I’ve worked close to a 5MVA transformer in recent years after I retired , yet never before. I was testing it for Hipot and Partial Discharge. My false asssumption I made one day was putting plywood over the tank top and testing the 200kV insulator bushings on top of this 33kV transformer up to 200kV and discovering they are only rated for lightning transients at that voltage and they flashed over with a mighty zap from a DC test at around 50kV so I had to put 2 bushings in series each about 0.3m long but more important, a Teflon 4x8 sheets around the top ground plane to reduce the E field gradient as I knew sharp angles or points are only 1kV/mm but smooth flat surfaces 3kV/mm so 600mm ought to be good for 600kV but due to surface creapage gets drastically reduced by just a little dust of any small particles with humidity. So my first tests were external lightning bolts. If I was perfect in alcohol surface cleaning and ground plane coverage, but that wasn’t my concern. it was H2 reaching lower explosive level in the transformer oil. But in the end it was good for 200kV externally but the transformer failed for Partial Discharge at 36kV somewhere invisible inside. this lead to me getting paid $20k to solve their problems.

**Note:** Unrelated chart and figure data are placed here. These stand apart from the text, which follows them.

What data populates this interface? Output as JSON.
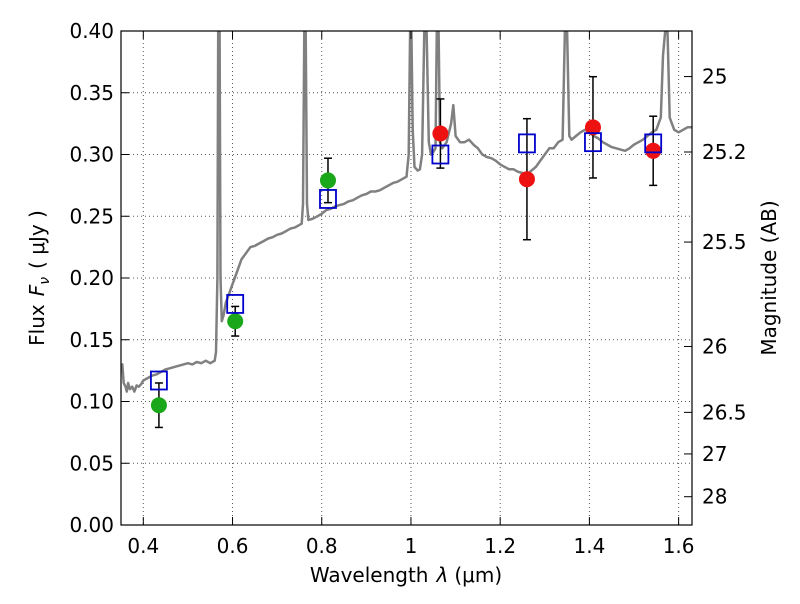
{
  "chart_data": {
    "type": "scatter",
    "xlabel_prefix": "Wavelength",
    "xlabel_symbol": "λ",
    "xlabel_unit": "(μm)",
    "ylabel_prefix": "Flux",
    "ylabel_symbol": "F",
    "ylabel_subscript": "ν",
    "ylabel_unit": "( μJy )",
    "y2label": "Magnitude (AB)",
    "xlim": [
      0.35,
      1.63
    ],
    "ylim": [
      0.0,
      0.4
    ],
    "grid": true,
    "x_ticks": [
      {
        "v": 0.4,
        "label": "0.4"
      },
      {
        "v": 0.6,
        "label": "0.6"
      },
      {
        "v": 0.8,
        "label": "0.8"
      },
      {
        "v": 1.0,
        "label": "1"
      },
      {
        "v": 1.2,
        "label": "1.2"
      },
      {
        "v": 1.4,
        "label": "1.4"
      },
      {
        "v": 1.6,
        "label": "1.6"
      }
    ],
    "y_ticks": [
      {
        "v": 0.0,
        "label": "0.00"
      },
      {
        "v": 0.05,
        "label": "0.05"
      },
      {
        "v": 0.1,
        "label": "0.10"
      },
      {
        "v": 0.15,
        "label": "0.15"
      },
      {
        "v": 0.2,
        "label": "0.20"
      },
      {
        "v": 0.25,
        "label": "0.25"
      },
      {
        "v": 0.3,
        "label": "0.30"
      },
      {
        "v": 0.35,
        "label": "0.35"
      },
      {
        "v": 0.4,
        "label": "0.40"
      }
    ],
    "y2_ticks": [
      {
        "mag": 25,
        "label": "25"
      },
      {
        "mag": 25.2,
        "label": "25.2"
      },
      {
        "mag": 25.5,
        "label": "25.5"
      },
      {
        "mag": 26,
        "label": "26"
      },
      {
        "mag": 26.5,
        "label": "26.5"
      },
      {
        "mag": 27,
        "label": "27"
      },
      {
        "mag": 28,
        "label": "28"
      }
    ],
    "colors": {
      "spectrum": "#808080",
      "green": "#1aa81a",
      "red": "#ee1111",
      "model": "#0000cc",
      "errorbar": "#000000",
      "grid": "#555555"
    },
    "spectrum": [
      [
        0.35,
        0.125
      ],
      [
        0.353,
        0.13
      ],
      [
        0.356,
        0.115
      ],
      [
        0.36,
        0.112
      ],
      [
        0.363,
        0.108
      ],
      [
        0.366,
        0.115
      ],
      [
        0.37,
        0.11
      ],
      [
        0.375,
        0.112
      ],
      [
        0.38,
        0.108
      ],
      [
        0.385,
        0.113
      ],
      [
        0.39,
        0.112
      ],
      [
        0.395,
        0.114
      ],
      [
        0.4,
        0.117
      ],
      [
        0.41,
        0.119
      ],
      [
        0.42,
        0.121
      ],
      [
        0.43,
        0.122
      ],
      [
        0.44,
        0.124
      ],
      [
        0.45,
        0.126
      ],
      [
        0.46,
        0.127
      ],
      [
        0.47,
        0.128
      ],
      [
        0.48,
        0.129
      ],
      [
        0.49,
        0.13
      ],
      [
        0.5,
        0.131
      ],
      [
        0.51,
        0.13
      ],
      [
        0.52,
        0.132
      ],
      [
        0.53,
        0.131
      ],
      [
        0.54,
        0.133
      ],
      [
        0.55,
        0.131
      ],
      [
        0.555,
        0.132
      ],
      [
        0.56,
        0.133
      ],
      [
        0.563,
        0.14
      ],
      [
        0.566,
        0.2
      ],
      [
        0.568,
        0.4
      ],
      [
        0.571,
        0.4
      ],
      [
        0.573,
        0.2
      ],
      [
        0.576,
        0.165
      ],
      [
        0.58,
        0.17
      ],
      [
        0.585,
        0.18
      ],
      [
        0.59,
        0.185
      ],
      [
        0.595,
        0.19
      ],
      [
        0.6,
        0.195
      ],
      [
        0.605,
        0.2
      ],
      [
        0.61,
        0.205
      ],
      [
        0.615,
        0.21
      ],
      [
        0.62,
        0.215
      ],
      [
        0.63,
        0.22
      ],
      [
        0.64,
        0.225
      ],
      [
        0.65,
        0.226
      ],
      [
        0.66,
        0.228
      ],
      [
        0.67,
        0.23
      ],
      [
        0.68,
        0.232
      ],
      [
        0.69,
        0.233
      ],
      [
        0.7,
        0.235
      ],
      [
        0.71,
        0.236
      ],
      [
        0.72,
        0.238
      ],
      [
        0.73,
        0.24
      ],
      [
        0.74,
        0.241
      ],
      [
        0.75,
        0.243
      ],
      [
        0.755,
        0.244
      ],
      [
        0.758,
        0.26
      ],
      [
        0.761,
        0.4
      ],
      [
        0.764,
        0.4
      ],
      [
        0.767,
        0.26
      ],
      [
        0.77,
        0.247
      ],
      [
        0.78,
        0.248
      ],
      [
        0.79,
        0.25
      ],
      [
        0.8,
        0.252
      ],
      [
        0.81,
        0.255
      ],
      [
        0.82,
        0.256
      ],
      [
        0.83,
        0.258
      ],
      [
        0.84,
        0.259
      ],
      [
        0.85,
        0.26
      ],
      [
        0.86,
        0.262
      ],
      [
        0.87,
        0.263
      ],
      [
        0.88,
        0.265
      ],
      [
        0.89,
        0.267
      ],
      [
        0.9,
        0.268
      ],
      [
        0.91,
        0.27
      ],
      [
        0.92,
        0.27
      ],
      [
        0.93,
        0.271
      ],
      [
        0.94,
        0.273
      ],
      [
        0.95,
        0.275
      ],
      [
        0.96,
        0.277
      ],
      [
        0.97,
        0.278
      ],
      [
        0.98,
        0.28
      ],
      [
        0.99,
        0.282
      ],
      [
        0.995,
        0.3
      ],
      [
        0.998,
        0.4
      ],
      [
        1.001,
        0.4
      ],
      [
        1.004,
        0.32
      ],
      [
        1.008,
        0.29
      ],
      [
        1.015,
        0.287
      ],
      [
        1.02,
        0.288
      ],
      [
        1.025,
        0.3
      ],
      [
        1.03,
        0.4
      ],
      [
        1.035,
        0.4
      ],
      [
        1.04,
        0.31
      ],
      [
        1.045,
        0.3
      ],
      [
        1.05,
        0.302
      ],
      [
        1.055,
        0.305
      ],
      [
        1.058,
        0.4
      ],
      [
        1.062,
        0.4
      ],
      [
        1.065,
        0.31
      ],
      [
        1.07,
        0.305
      ],
      [
        1.08,
        0.31
      ],
      [
        1.09,
        0.325
      ],
      [
        1.095,
        0.34
      ],
      [
        1.1,
        0.315
      ],
      [
        1.11,
        0.31
      ],
      [
        1.12,
        0.31
      ],
      [
        1.13,
        0.312
      ],
      [
        1.14,
        0.308
      ],
      [
        1.15,
        0.305
      ],
      [
        1.16,
        0.3
      ],
      [
        1.17,
        0.298
      ],
      [
        1.18,
        0.297
      ],
      [
        1.19,
        0.295
      ],
      [
        1.2,
        0.292
      ],
      [
        1.21,
        0.29
      ],
      [
        1.22,
        0.288
      ],
      [
        1.23,
        0.288
      ],
      [
        1.24,
        0.286
      ],
      [
        1.25,
        0.285
      ],
      [
        1.26,
        0.284
      ],
      [
        1.27,
        0.287
      ],
      [
        1.28,
        0.29
      ],
      [
        1.29,
        0.295
      ],
      [
        1.3,
        0.3
      ],
      [
        1.31,
        0.305
      ],
      [
        1.32,
        0.305
      ],
      [
        1.33,
        0.31
      ],
      [
        1.34,
        0.312
      ],
      [
        1.345,
        0.4
      ],
      [
        1.35,
        0.4
      ],
      [
        1.355,
        0.315
      ],
      [
        1.36,
        0.312
      ],
      [
        1.37,
        0.315
      ],
      [
        1.38,
        0.318
      ],
      [
        1.39,
        0.32
      ],
      [
        1.4,
        0.318
      ],
      [
        1.41,
        0.315
      ],
      [
        1.42,
        0.313
      ],
      [
        1.43,
        0.31
      ],
      [
        1.44,
        0.308
      ],
      [
        1.45,
        0.306
      ],
      [
        1.46,
        0.305
      ],
      [
        1.47,
        0.304
      ],
      [
        1.48,
        0.303
      ],
      [
        1.49,
        0.305
      ],
      [
        1.5,
        0.308
      ],
      [
        1.51,
        0.31
      ],
      [
        1.52,
        0.312
      ],
      [
        1.53,
        0.315
      ],
      [
        1.54,
        0.318
      ],
      [
        1.55,
        0.32
      ],
      [
        1.56,
        0.33
      ],
      [
        1.565,
        0.38
      ],
      [
        1.57,
        0.4
      ],
      [
        1.575,
        0.4
      ],
      [
        1.58,
        0.33
      ],
      [
        1.59,
        0.32
      ],
      [
        1.6,
        0.318
      ],
      [
        1.61,
        0.32
      ],
      [
        1.62,
        0.322
      ],
      [
        1.63,
        0.322
      ]
    ],
    "photometry": [
      {
        "x": 0.435,
        "y": 0.097,
        "yerr": 0.018,
        "color": "green"
      },
      {
        "x": 0.606,
        "y": 0.165,
        "yerr": 0.012,
        "color": "green"
      },
      {
        "x": 0.814,
        "y": 0.279,
        "yerr": 0.018,
        "color": "green"
      },
      {
        "x": 1.066,
        "y": 0.317,
        "yerr": 0.028,
        "color": "red"
      },
      {
        "x": 1.26,
        "y": 0.28,
        "yerr": 0.049,
        "color": "red"
      },
      {
        "x": 1.408,
        "y": 0.322,
        "yerr": 0.041,
        "color": "red"
      },
      {
        "x": 1.543,
        "y": 0.303,
        "yerr": 0.028,
        "color": "red"
      }
    ],
    "model_points": [
      {
        "x": 0.435,
        "y": 0.117
      },
      {
        "x": 0.606,
        "y": 0.179
      },
      {
        "x": 0.814,
        "y": 0.264
      },
      {
        "x": 1.066,
        "y": 0.3
      },
      {
        "x": 1.26,
        "y": 0.309
      },
      {
        "x": 1.408,
        "y": 0.31
      },
      {
        "x": 1.543,
        "y": 0.309
      }
    ]
  }
}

The CRT is a capacitor with a tube grid charge bleed wire on the back of the tube inserted with a rubber cup. The bigger energy is stored in the Flyback doubler or tripler caps with diodes.
One thing they don’t teach is that all capacitors and all batteries have memory. But the TV caps, have HV. Some have much less than others like NP0/C0G caps.

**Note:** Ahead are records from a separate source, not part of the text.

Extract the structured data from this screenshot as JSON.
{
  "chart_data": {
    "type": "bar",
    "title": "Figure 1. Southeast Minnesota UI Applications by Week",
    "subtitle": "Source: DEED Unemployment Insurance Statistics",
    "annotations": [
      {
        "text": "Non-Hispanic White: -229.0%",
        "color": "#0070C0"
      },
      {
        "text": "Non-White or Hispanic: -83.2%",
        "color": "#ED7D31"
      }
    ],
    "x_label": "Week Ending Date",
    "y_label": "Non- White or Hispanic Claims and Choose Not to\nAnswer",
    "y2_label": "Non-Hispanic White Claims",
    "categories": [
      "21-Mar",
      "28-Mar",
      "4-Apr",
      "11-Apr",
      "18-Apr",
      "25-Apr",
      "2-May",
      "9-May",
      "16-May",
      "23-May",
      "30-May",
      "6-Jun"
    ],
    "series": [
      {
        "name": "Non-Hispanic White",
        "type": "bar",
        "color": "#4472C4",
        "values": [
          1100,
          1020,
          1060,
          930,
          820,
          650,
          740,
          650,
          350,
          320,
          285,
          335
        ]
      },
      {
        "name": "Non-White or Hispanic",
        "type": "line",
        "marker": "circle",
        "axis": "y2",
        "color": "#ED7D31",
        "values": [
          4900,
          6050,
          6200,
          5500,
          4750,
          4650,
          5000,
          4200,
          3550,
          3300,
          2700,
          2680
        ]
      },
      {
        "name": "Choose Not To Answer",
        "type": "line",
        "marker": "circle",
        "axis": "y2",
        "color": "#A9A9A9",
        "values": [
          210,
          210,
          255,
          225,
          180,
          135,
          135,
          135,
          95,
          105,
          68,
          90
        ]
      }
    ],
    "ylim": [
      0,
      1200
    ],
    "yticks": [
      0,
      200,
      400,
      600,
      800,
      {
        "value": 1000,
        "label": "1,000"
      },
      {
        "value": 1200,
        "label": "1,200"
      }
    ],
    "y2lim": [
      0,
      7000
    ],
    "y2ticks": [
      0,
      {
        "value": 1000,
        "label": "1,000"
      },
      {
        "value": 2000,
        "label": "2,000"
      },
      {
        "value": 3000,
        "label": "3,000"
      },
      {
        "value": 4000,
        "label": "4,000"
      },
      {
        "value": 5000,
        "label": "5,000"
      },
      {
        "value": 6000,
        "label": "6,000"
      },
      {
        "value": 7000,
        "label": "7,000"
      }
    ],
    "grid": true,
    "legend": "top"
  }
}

usually it doesn’t flag an issue because self leakage dissipates fast on most caps, but not on air caps, or triplers or supercaps or large e-caps.
if you don’t believe me. Short a big cap with a wire and release quickly and wait a minute and measure Voltage. same for any Alkaline battery. Same for high k ceramic caps which is why you never use them in S/H because they remember part of the previous sample.
This memory effect is due to what is called in the Supercaps a Double Electric Layer effect. Where you have at least 2 Caps each with vastly difference ESR and C values so the one with the largest RC=T has the memory.
this is why the short must be sustained for a certain length of time, which might be a minute or simply left on with a bleeder R and a clip.
shorter Answer ;)
Use 10kV/cm as your air gap limit to expect a discharge and <1kV/cm for surfaces, like the dust and humidity along a wire insulation surface. otherwise use Alcohal and Silicone for corona leaks. if you hear some hissing that’s corona and if you hear popcorn as well on outside lines with dew in the morning, that’s partial discharge.
the old TV guys wIll tell rookies ... keep one hand in your pocket , then it can’t kill you by going thru your ♥️ ... but even a car plug with 30kV will kick you away from your muscle involuntary contractions like a Karate kick, not from the voltage but the joules of stored charge. 1/2CV^2
With my EE training when I was young and stupid fixing my 1st colour TV, I understood this and learned the one hand rule and had no problems fixing my TV HV and sweep generator Voltage regulator.
just remember voltage has the potential to arc in any insulation even a vacuum or CRT glass tube, but it’s the capacitance of energy and follow on current that has energy. I could generate 50kV on a dry winter day in Winterpeg on old Hotel Nylon carpets with neoprene soled shoes and if I used a key , generate a 5 cm arc with a point source and not feel it be uA se the current density on a wide surface fingers was low. But if you used a finger zap, it might hurt because the zap shrinks to a tiny diameter and high current density.
So using ground is not helpful as Tv’s never used it but using the frame as your 0V Ref becomes your ground.
We could put tinsel from a Xmas tree several feet from the TV CRT and it would fly towards its or flatten out like an antenna or gold leaf cap EV detector.
Static charge build up is from triboelectric friction or stray capacitive current coupling In the case of the <1pF tinsel air gap test to CRT. A HV cap is charged by AC rectifier doublers but the charge Q=CV much bigger.